Action points for creating biodiversity as part of architecture:
- Establish ecological baseline and strengthen this
- Create habitat opportunities as part of the development process
- Leave wasteland and dead trees alone
- Seek to link habitats on the site with those further afield
- Use water as the biological driver, exploiting grey-water and SUDS
- Provide an opportunity for humans and nature to interface
- Avoid over-trimming grass or hedges (establish wildflower areas)

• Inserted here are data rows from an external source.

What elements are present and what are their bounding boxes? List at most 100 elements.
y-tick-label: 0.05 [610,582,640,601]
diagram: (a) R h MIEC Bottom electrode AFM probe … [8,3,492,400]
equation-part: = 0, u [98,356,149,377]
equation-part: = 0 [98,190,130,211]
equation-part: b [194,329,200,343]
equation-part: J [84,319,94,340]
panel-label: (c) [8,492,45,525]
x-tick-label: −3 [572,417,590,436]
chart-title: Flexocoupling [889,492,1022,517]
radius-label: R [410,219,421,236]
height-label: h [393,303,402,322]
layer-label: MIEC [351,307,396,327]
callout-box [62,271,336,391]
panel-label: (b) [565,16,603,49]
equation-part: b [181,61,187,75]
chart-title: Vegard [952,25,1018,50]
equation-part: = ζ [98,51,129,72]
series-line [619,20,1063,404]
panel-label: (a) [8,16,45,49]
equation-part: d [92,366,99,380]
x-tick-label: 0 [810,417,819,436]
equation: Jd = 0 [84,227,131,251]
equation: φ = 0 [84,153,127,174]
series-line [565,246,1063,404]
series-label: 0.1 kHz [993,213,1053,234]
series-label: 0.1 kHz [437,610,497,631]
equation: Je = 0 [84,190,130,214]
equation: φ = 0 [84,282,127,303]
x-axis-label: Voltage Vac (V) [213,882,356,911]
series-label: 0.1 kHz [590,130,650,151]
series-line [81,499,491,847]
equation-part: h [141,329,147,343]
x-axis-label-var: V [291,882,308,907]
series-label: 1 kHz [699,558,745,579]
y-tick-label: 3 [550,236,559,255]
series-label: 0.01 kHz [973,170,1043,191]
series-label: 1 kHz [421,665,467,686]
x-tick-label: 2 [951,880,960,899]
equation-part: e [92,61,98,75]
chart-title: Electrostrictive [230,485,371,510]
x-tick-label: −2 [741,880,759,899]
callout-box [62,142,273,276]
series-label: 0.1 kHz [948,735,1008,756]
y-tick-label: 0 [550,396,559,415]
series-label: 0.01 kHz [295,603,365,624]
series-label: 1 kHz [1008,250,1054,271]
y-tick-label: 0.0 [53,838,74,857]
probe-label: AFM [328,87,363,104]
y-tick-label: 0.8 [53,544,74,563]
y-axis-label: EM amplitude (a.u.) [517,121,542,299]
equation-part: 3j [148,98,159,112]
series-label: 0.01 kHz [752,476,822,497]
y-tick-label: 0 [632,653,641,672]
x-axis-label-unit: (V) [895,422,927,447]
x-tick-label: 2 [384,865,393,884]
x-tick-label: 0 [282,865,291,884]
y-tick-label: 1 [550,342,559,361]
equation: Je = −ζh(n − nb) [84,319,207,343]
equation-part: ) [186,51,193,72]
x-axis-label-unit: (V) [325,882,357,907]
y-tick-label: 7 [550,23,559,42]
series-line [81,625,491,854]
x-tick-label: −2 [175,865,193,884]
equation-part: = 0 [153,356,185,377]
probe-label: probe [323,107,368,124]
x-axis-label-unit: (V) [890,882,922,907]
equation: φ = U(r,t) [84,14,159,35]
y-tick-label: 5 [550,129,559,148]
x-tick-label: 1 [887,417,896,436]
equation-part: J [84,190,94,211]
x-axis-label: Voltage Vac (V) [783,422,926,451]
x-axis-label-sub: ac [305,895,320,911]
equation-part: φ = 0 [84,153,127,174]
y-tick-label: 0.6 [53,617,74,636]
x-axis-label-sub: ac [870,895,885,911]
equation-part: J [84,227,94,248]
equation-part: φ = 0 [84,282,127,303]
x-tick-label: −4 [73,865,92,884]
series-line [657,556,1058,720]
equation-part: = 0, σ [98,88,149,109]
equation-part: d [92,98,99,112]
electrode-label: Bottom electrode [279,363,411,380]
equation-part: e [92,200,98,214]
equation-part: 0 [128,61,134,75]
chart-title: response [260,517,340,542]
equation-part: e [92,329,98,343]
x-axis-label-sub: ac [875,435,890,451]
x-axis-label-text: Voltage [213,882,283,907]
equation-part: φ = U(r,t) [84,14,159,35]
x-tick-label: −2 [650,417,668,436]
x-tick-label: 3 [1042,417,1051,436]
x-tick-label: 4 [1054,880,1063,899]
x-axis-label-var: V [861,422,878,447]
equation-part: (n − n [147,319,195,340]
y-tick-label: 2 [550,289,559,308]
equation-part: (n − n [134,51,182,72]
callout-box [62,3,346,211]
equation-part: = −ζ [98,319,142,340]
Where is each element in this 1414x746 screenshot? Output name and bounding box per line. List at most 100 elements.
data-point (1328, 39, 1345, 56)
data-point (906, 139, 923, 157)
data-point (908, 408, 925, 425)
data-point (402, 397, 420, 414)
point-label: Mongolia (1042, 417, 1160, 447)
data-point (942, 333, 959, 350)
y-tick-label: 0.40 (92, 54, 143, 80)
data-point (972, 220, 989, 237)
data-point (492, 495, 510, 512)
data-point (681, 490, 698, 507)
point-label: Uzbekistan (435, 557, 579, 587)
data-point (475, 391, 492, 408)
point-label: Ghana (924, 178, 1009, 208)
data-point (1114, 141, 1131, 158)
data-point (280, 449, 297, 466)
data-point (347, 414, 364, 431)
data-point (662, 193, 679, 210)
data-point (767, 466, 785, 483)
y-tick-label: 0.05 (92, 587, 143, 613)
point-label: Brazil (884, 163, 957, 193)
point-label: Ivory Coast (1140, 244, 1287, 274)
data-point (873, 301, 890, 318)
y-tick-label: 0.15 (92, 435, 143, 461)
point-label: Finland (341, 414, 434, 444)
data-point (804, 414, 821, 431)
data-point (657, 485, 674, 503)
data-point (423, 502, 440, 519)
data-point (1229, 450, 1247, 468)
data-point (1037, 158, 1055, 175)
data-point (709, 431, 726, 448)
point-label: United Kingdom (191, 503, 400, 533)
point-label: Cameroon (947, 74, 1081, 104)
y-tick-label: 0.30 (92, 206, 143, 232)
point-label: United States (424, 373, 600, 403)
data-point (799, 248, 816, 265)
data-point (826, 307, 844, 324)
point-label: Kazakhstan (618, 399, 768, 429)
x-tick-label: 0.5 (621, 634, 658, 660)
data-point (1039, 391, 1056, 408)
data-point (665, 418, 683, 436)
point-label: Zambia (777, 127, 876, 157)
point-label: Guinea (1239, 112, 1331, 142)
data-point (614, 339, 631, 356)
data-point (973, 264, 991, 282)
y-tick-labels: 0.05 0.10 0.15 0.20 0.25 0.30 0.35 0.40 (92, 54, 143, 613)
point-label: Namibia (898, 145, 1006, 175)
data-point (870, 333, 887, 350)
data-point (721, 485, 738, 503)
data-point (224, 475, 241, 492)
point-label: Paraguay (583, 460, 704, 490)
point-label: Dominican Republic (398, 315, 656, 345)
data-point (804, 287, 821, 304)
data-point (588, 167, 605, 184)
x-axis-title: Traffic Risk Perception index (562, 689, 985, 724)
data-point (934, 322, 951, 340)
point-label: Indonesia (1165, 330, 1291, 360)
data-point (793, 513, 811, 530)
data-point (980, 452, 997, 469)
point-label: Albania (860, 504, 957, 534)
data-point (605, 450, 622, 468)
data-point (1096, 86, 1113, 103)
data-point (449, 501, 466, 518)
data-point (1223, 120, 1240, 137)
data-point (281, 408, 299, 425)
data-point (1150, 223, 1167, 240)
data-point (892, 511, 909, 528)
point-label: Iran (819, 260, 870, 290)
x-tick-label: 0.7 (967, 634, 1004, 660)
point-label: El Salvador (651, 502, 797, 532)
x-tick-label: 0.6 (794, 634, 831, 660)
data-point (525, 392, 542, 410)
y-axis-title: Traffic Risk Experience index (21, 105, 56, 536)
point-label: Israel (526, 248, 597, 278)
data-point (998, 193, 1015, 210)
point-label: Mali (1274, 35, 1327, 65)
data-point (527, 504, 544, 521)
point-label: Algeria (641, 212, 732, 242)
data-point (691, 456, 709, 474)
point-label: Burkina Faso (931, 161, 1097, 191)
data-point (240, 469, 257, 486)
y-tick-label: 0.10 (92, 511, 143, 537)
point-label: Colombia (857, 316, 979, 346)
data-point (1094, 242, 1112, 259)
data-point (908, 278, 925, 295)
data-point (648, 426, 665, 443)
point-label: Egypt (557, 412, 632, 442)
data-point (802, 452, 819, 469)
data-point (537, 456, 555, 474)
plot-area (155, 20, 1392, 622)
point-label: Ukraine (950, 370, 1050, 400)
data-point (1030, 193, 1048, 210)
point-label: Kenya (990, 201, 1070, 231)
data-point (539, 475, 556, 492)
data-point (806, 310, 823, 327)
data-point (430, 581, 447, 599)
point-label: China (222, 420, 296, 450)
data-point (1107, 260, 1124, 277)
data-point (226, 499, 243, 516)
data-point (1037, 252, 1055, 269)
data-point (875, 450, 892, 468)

- Protect what is inherited.
Biodiversity, quality of life and global warning are directly connected. Architects have a key role to play alongside their actions to reduce energy consumption. However, unlike CO2 emissions, the science and knowledge of biodiversity in a building context is less well developed. The choice between steel, concrete, masonry or timber construction is complex from an energy point of view let alone the ecological impacts from cradle to grave. Yet society is moving towards a richer understanding of sustainability where green roofs, planted facades and construction materials from recycled waste or bio-crops are not just emblems but serious attempts to address ecological diversity. The failure to achieve lasting carbon emission targets at COP15 has shifted the green focus onto biodiversity and here architects need to become the new design leaders as protectors and creators of biodiversity.
However, integrating nature and architecture within the building is by no means straightforward. Besides the obvious maintenance costs, a living façade may well obstruct daylight through windows (thereby adding to energy use). Nature is dynamic whilst architecture is static: the two systems are in conflict unless attention is paid to zones and layers. Typically a planted façade needs its own sub-frame forward of the building line with integrated irrigation. A planted roof is also best conceived as another sheltering layer, one that mediates between the external and internal climate. In spite of these difficulties recent examples are pointing to a fresh approach to sustainability and one which carries a great deal of public support.